Politique

Kenya: un barrage éthiopien menace le lac Turkana

Kenya: un barrage éthiopien menace le lac Turkana © AFP

Les ressources de centaines milliers de Kényans vivant dans la région du lac Turkana (nord du Kenya) risquent d'être détruites par la construction d'un barrage hydro-électrique en Ethiopie sur l'un des principaux affluents du lac, a mis en garde mercredi une ONG écologiste.

Actuellement en construction sur la rivière Omo, dans le sud de l’Ethiopie voisine, le barrage de Gilegel Gibe III doit être mis en service en 2013 et produira alors environ 1. 870 mégawatts (MW) d’électricité.

La rivière Omo, qui prend sa source en Ethiopie, est l’un des principaux affluents du lac Turkana. A terme, trois barrages seront opérationnels sur son cours, avec deux autres centrales situées à 250 km au sud de la capitale éthiopienne Addis Abeba.

Deux ans seront nécessaires pour que se remplisse la retenue d’eau de Gilegel Gibe III, période au cours de laquelle la salinité du lac Turkana, non alimenté, augmentera considérablement, dégradant la biodiversité et menaçant l’économie locale, a affirmé une organisation écologiste kényane, les Amis du lac Turkana.

Cette ONG demande la suspension des travaux pour que le gouvernement kényan, censé à terme importer une partie de l’électricité produite par le barrage, puisse évaluer l’impact du projet éthiopien sur l’environnement et les populations locales.

« Nous demandons aux autorités kényanes de réévaluer et de bien penser à ce qu’elles sont en train de faire, avant qu’il ne soit trop tard », a expliqué au cours d’une conférence de presse une responsable des Amis du lac Turkana, Samia Bwana.

Près de 300. 000 personnes vivent de la pêche et de l’élevage sur les rives du Turkana, plus grand lac de la planète situé en zone désertique. Des centaines de milliers d’autres habitants, agriculteurs et éleveurs, dépendent des crues annuelles de la rivière Omo pour leurs cultures ou l’alimentation de leurs bétails.

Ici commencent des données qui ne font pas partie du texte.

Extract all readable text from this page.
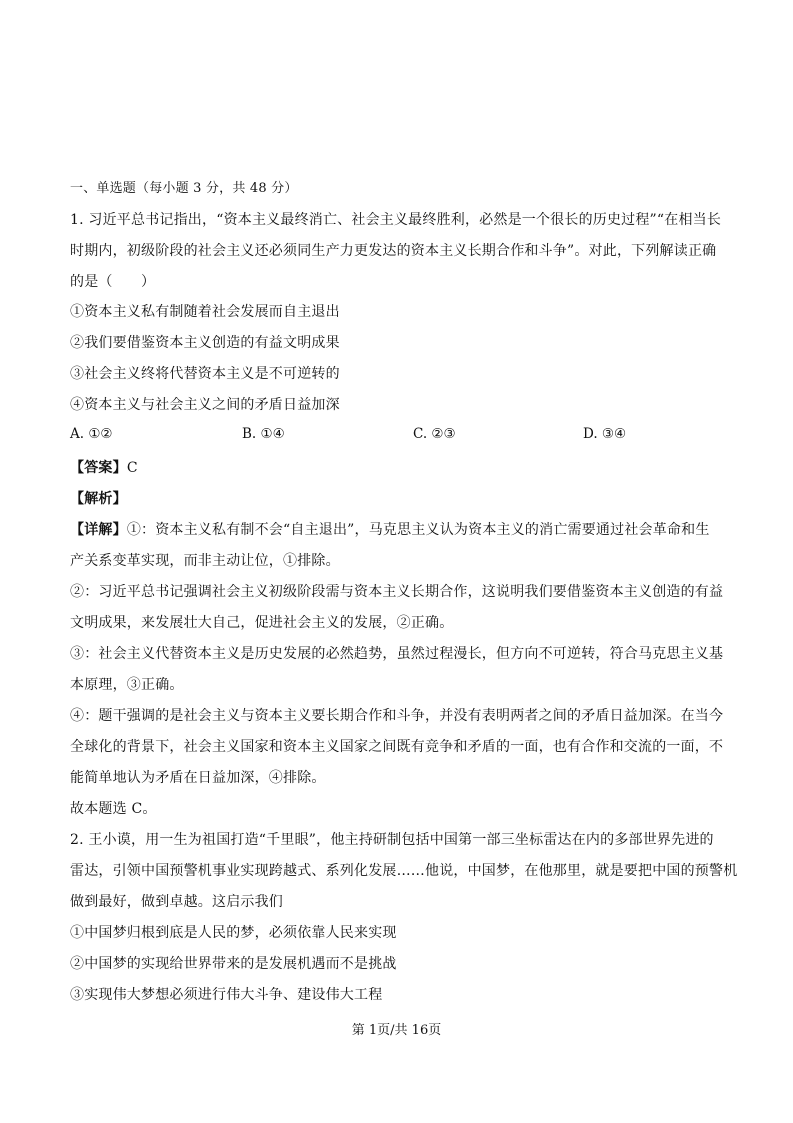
一、单选题（每小题 3 分，共 48 分）
1. 习近平总书记指出，“资本主义最终消亡、社会主义最终胜利，必然是一个很长的历史过程”“在相当长
时期内，初级阶段的社会主义还必须同生产力更发达的资本主义长期合作和斗争”。对此，下列解读正确
的是（　　）
①资本主义私有制随着社会发展而自主退出
②我们要借鉴资本主义创造的有益文明成果
③社会主义终将代替资本主义是不可逆转的
④资本主义与社会主义之间的矛盾日益加深
A. ①②	B. ①④	C. ②③	D. ③④
【答案】C
【解析】
【详解】①：资本主义私有制不会“自主退出”，马克思主义认为资本主义的消亡需要通过社会革命和生
产关系变革实现，而非主动让位，①排除。
②：习近平总书记强调社会主义初级阶段需与资本主义长期合作，这说明我们要借鉴资本主义创造的有益
文明成果，来发展壮大自己，促进社会主义的发展，②正确。
③：社会主义代替资本主义是历史发展的必然趋势，虽然过程漫长，但方向不可逆转，符合马克思主义基
本原理，③正确。
④：题干强调的是社会主义与资本主义要长期合作和斗争，并没有表明两者之间的矛盾日益加深。在当今
全球化的背景下，社会主义国家和资本主义国家之间既有竞争和矛盾的一面，也有合作和交流的一面，不
能简单地认为矛盾在日益加深，④排除。
故本题选 C。
2. 王小谟，用一生为祖国打造“千里眼”，他主持研制包括中国第一部三坐标雷达在内的多部世界先进的
雷达，引领中国预警机事业实现跨越式、系列化发展……他说，中国梦，在他那里，就是要把中国的预警机
做到最好，做到卓越。这启示我们
①中国梦归根到底是人民的梦，必须依靠人民来实现
②中国梦的实现给世界带来的是发展机遇而不是挑战
③实现伟大梦想必须进行伟大斗争、建设伟大工程
第 1页/共 16页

« Le projet éthiopien n’apportera rien d’autre qu’une tragédie et du mal au Kenya », a estimé Richard Leakey, paléoanthropologue kényan et défenseur de l’environnement.

« Nous dépendons d’un pays réputé pour ses sécheresses à répétition, son manque d’eau qui ont pour conséquence l’exportation d’une électricité à un prix très coûteux. Il n’y a pas d’avenir dans cette partie aride de l’Afrique pour l’électricité hydroélectrique », a ajouté M. Leakey.

L’étude de faisabilité du projet éthiopien a été « si mal faite que la retenue du barrage même pas remplie, des fissures sont déjà constatées », a-t-il assuré.